“The Halfwit In Me” off of the new album ‘Golden Sings That Have Been Sung’ by Ryley Walker, out August 19th, 2016 on Dead Oceans Records.
Ryley Walker has announced the follow-up to 2015′s excellent Primrose Green. It was one of my favorites albums of 2015 . Every time I spin the Ryley album I get completely lost in the tapestry and textures of it all.
Based on the first track of the upcoming album, “The Halfwit In Me”, I don’t see this album letting me down in that regard. Here’s some more info on the backstory of “Golden Sings That Have Been Sung”.
In November 2015, at the end of a ten-month period which saw Ryley play over 200 shows all over the world in support of Primrose Green, Ryley decided that he should probably head home. He went into the studio over the Christmas vacation to record Golden Sings That Have Been Sung whose songs were directly wedded to Ryley’s return to Chicago. Some of his formative musical memories had been shaped by the work of pioneering Chicago acts such as Gastr del Sol and Tortoise. “Jeff Parker was the guitarist with Tortoise, and I used to listen to him a lot,” recalls Ryley, who figured that, for the first time in his career, it might be helpful to enlist the services of a producer. With only one person on his shortlist, once again, all roads led back to Chicago.
Ryley had been a long-time admirer of sometime Wilco multi-instrumentalist LeRoy Bach. Back in 2009, still in his teens, he had frequented the improv nights hosted by Bach at a restaurant/gallery space called Whistler. “For me, it was an incredible opportunity,” recalls Ryley, “…because you would sometimes also have Dan Bitney, the drummer with Tortoise, and I’d get to play with these people. I mean, they were twice my age. I’m sure they thought I was annoying at first, maybe some of them still do, but I kind of looked at them like gurus – and to have these old school Chicago heads taking me in was just amazing.”

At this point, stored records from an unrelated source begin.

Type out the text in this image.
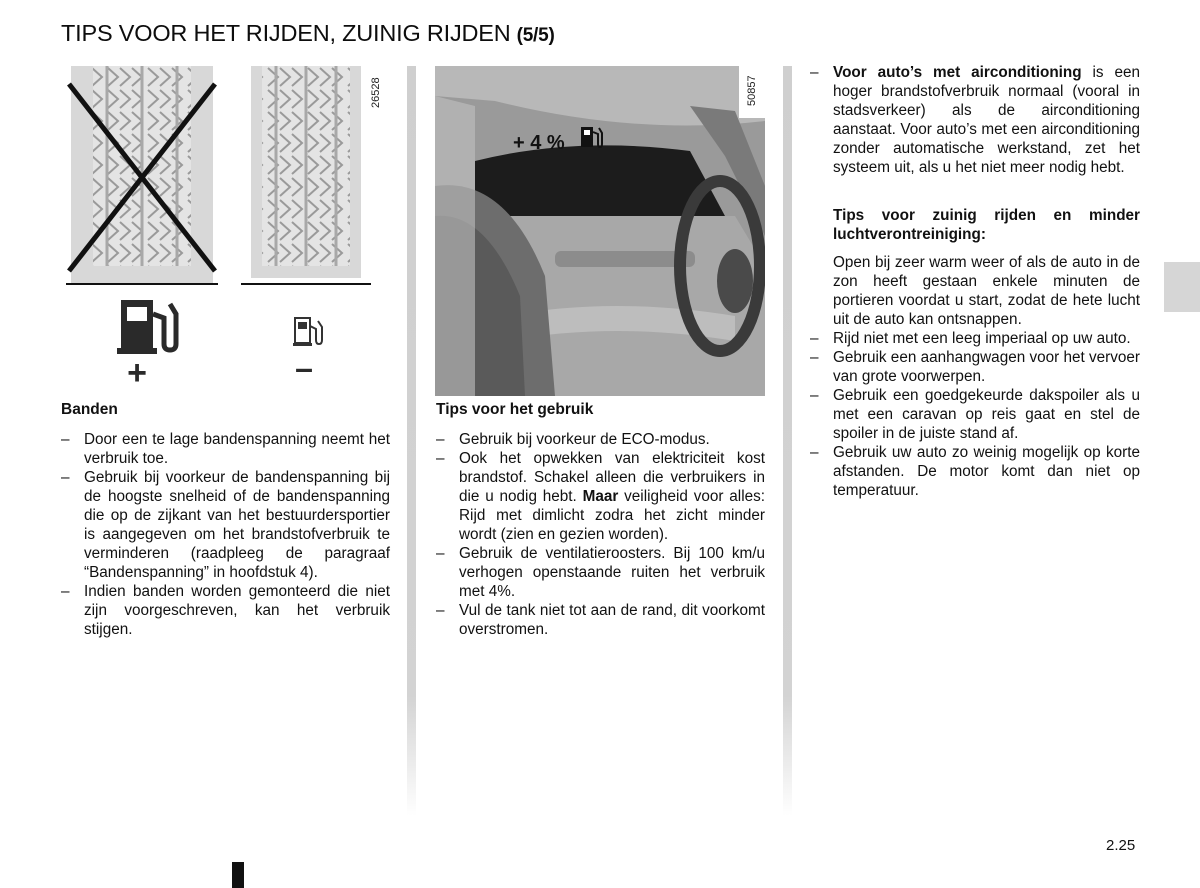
TIPS VOOR HET RIJDEN, ZUINIG RIJDEN (5/5)
+	–
26528
+ 4 %
50857
Banden
– Door een te lage bandenspanning neemt het verbruik toe.
– Gebruik bij voorkeur de bandenspanning bij de hoogste snelheid of de bandenspanning die op de zijkant van het bestuurdersportier is aangegeven om het brandstofverbruik te verminderen (raadpleeg de paragraaf “Bandenspanning” in hoofdstuk 4).
– Indien banden worden gemonteerd die niet zijn voorgeschreven, kan het verbruik stijgen.
Tips voor het gebruik
– Gebruik bij voorkeur de ECO-modus.
– Ook het opwekken van elektriciteit kost brandstof. Schakel alleen die verbruikers in die u nodig hebt. Maar veiligheid voor alles: Rijd met dimlicht zodra het zicht minder wordt (zien en gezien worden).
– Gebruik de ventilatieroosters. Bij 100 km/u verhogen openstaande ruiten het verbruik met 4%.
– Vul de tank niet tot aan de rand, dit voorkomt overstromen.
– Voor auto’s met airconditioning is een hoger brandstofverbruik normaal (vooral in stadsverkeer) als de airconditioning aanstaat. Voor auto’s met een airconditioning zonder automatische werkstand, zet het systeem uit, als u het niet meer nodig hebt.
Tips voor zuinig rijden en minder luchtverontreiniging:
Open bij zeer warm weer of als de auto in de zon heeft gestaan enkele minuten de portieren voordat u start, zodat de hete lucht uit de auto kan ontsnappen.
– Rijd niet met een leeg imperiaal op uw auto.
– Gebruik een aanhangwagen voor het vervoer van grote voorwerpen.
– Gebruik een goedgekeurde dakspoiler als u met een caravan op reis gaat en stel de spoiler in de juiste stand af.
– Gebruik uw auto zo weinig mogelijk op korte afstanden. De motor komt dan niet op temperatuur.
2.25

For Ryley then, the prospect of having Bach produce his album was something of a no-brainer. “It was everything I wanted it to be,” he enthuses. “I would go to LeRoy’s house every other day with a riff, and we would take it from there.” Perhaps more than any other song on the record, the opening track and lead single “The Halfwit In Me” most audibly bear the imprint of those Whistler sessions.